Network diagnostics separates observed facts from inference. Candidate type, selected route, and stage timing describe connectivity; complete IP addresses or one probe are unnecessary and insufficient evidence.
Make the implementation decisions explicit
Turn the important choices into durable contracts: validate inputs, assign state ownership, define cleanup, and specify fallback for older peers. Later optimization must not change those semantics.
- Trigger versioned ICE restart on network change, compare selected-pair path, and explain local-network permission or UDP blocking.
- Separate protocol facts, user intent, and automatic recovery; automation may restore facts but never overturn an explicit choice.
- Treat cleanup as protocol behavior: timers, handles, queues, and temporary data must be safely releasable in every terminal state.

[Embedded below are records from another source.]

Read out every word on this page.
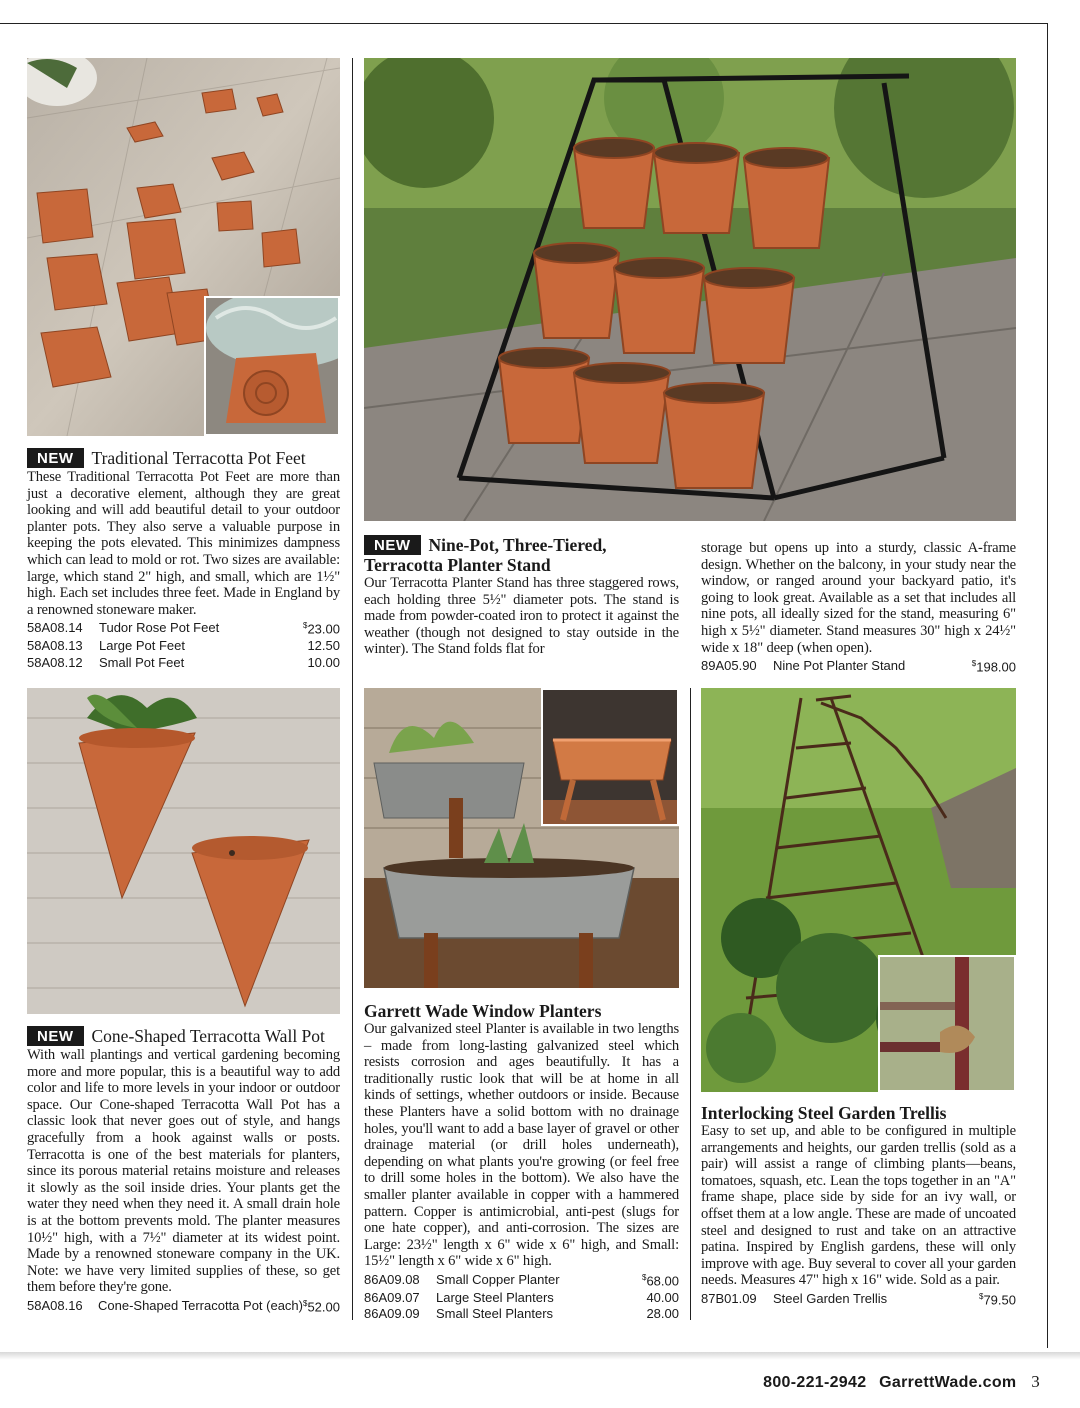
NEW	Traditional Terracotta Pot Feet

These Traditional Terracotta Pot Feet are more than just a decorative element, although they are great looking and will add beautiful detail to your outdoor planter pots. They also serve a valuable purpose in keeping the pots elevated. This minimizes dampness which can lead to mold or rot. Two sizes are available: large, which stand 2" high, and small, which are 1½" high. Each set includes three feet. Made in England by a renowned stoneware maker.

58A08.14	Tudor Rose Pot Feet	$23.00
58A08.13	Large Pot Feet	12.50
58A08.12	Small Pot Feet	10.00
NEW	Nine-Pot, Three-Tiered,
Terracotta Planter Stand

Our Terracotta Planter Stand has three staggered rows, each holding three 5½" diameter pots. The stand is made from powder-coated iron to protect it against the weather (though not designed to stay outside in the winter). The Stand folds flat for

storage but opens up into a sturdy, classic A-frame design. Whether on the balcony, in your study near the window, or ranged around your backyard patio, it's going to look great. Available as a set that includes all nine pots, all ideally sized for the stand, measuring 6" high x 5½" diameter. Stand measures 30" high x 24½" wide x 18" deep (when open).

89A05.90	Nine Pot Planter Stand	$198.00
NEW	Cone-Shaped Terracotta Wall Pot

With wall plantings and vertical gardening becoming more and more popular, this is a beautiful way to add color and life to more levels in your indoor or outdoor space. Our Cone-shaped Terracotta Wall Pot has a classic look that never goes out of style, and hangs gracefully from a hook against walls or posts. Terracotta is one of the best materials for planters, since its porous material retains moisture and releases it slowly as the soil inside dries. Your plants get the water they need when they need it. A small drain hole is at the bottom prevents mold. The planter measures 10½" high, with a 7½" diameter at its widest point. Made by a renowned stoneware company in the UK. Note: we have very limited supplies of these, so get them before they're gone.

58A08.16	Cone-Shaped Terracotta Pot (each)	$52.00
Garrett Wade Window Planters

Our galvanized steel Planter is available in two lengths – made from long-lasting galvanized steel which resists corrosion and ages beautifully. It has a traditionally rustic look that will be at home in all kinds of settings, whether outdoors or inside. Because these Planters have a solid bottom with no drainage holes, you'll want to add a base layer of gravel or other drainage material (or drill holes underneath), depending on what plants you're growing (or feel free to drill some holes in the bottom). We also have the smaller planter available in copper with a hammered pattern. Copper is antimicrobial, anti-pest (slugs for one hate copper), and anti-corrosion. The sizes are Large: 23½" length x 6" wide x 6" high, and Small: 15½" length x 6" wide x 6" high.

86A09.08	Small Copper Planter	$68.00
86A09.07	Large Steel Planters	40.00
86A09.09	Small Steel Planters	28.00
Interlocking Steel Garden Trellis

Easy to set up, and able to be configured in multiple arrangements and heights, our garden trellis (sold as a pair) will assist a range of climbing plants—beans, tomatoes, squash, etc. Lean the tops together in an "A" frame shape, place side by side for an ivy wall, or offset them at a low angle. These are made of uncoated steel and designed to rust and take on an attractive patina. Inspired by English gardens, these will only improve with age. Buy several to cover all your garden needs. Measures 47" high x 16" wide. Sold as a pair.

87B01.09	Steel Garden Trellis	$79.50
800-221-2942 GarrettWade.com 3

The delivery standard for How VPN Routing, Virtual Adapters, and Leak Protection Affect WebRTC is a usable normal path, convergent failures, bounded resources, and a state users can understand. The result is a production capability that can be explained, degraded safely, and rolled back—not a demo that works once.
Failure paths that are easy to miss
Prioritize faults that silently preserve false facts: the interface looks recovered while a queue, permission, or counter has diverged. The defect often appears only on the next action.
- Reusing a candidate pair after VPN change creates a blackhole, while bypassing VPN for direct paths can violate explicit leak protection.
- Fixing only the UI leaves queues, locks, or expired credentials for the next operation to inherit and fail again.
- Without backpressure or quota, a slow consumer raises memory, queue depth, and tail latency until unrelated users are affected.
How to verify it before release
Observe both endpoints, persisted records, and operational signals during verification. One button state or one successful response cannot prove the complete loop.
- Cover VPN before connect, mid-session toggle, full tunnel, split, LAN-blocked, and TCP-only; verify path, privacy intent, recovery, and messaging.
- Drive the state machine with reordered, duplicate, and delayed messages, proving stale versions are ignored and explicit stop survives recovery.
- Cover direct, relayed, weak-network, background-tab, and mobile paths; do not rely on averages or one successful screenshot.
The release bar is clear: users understand the current state, failures stop or recover, resources stay bounded, and operators can identify the phase from minimum necessary evidence.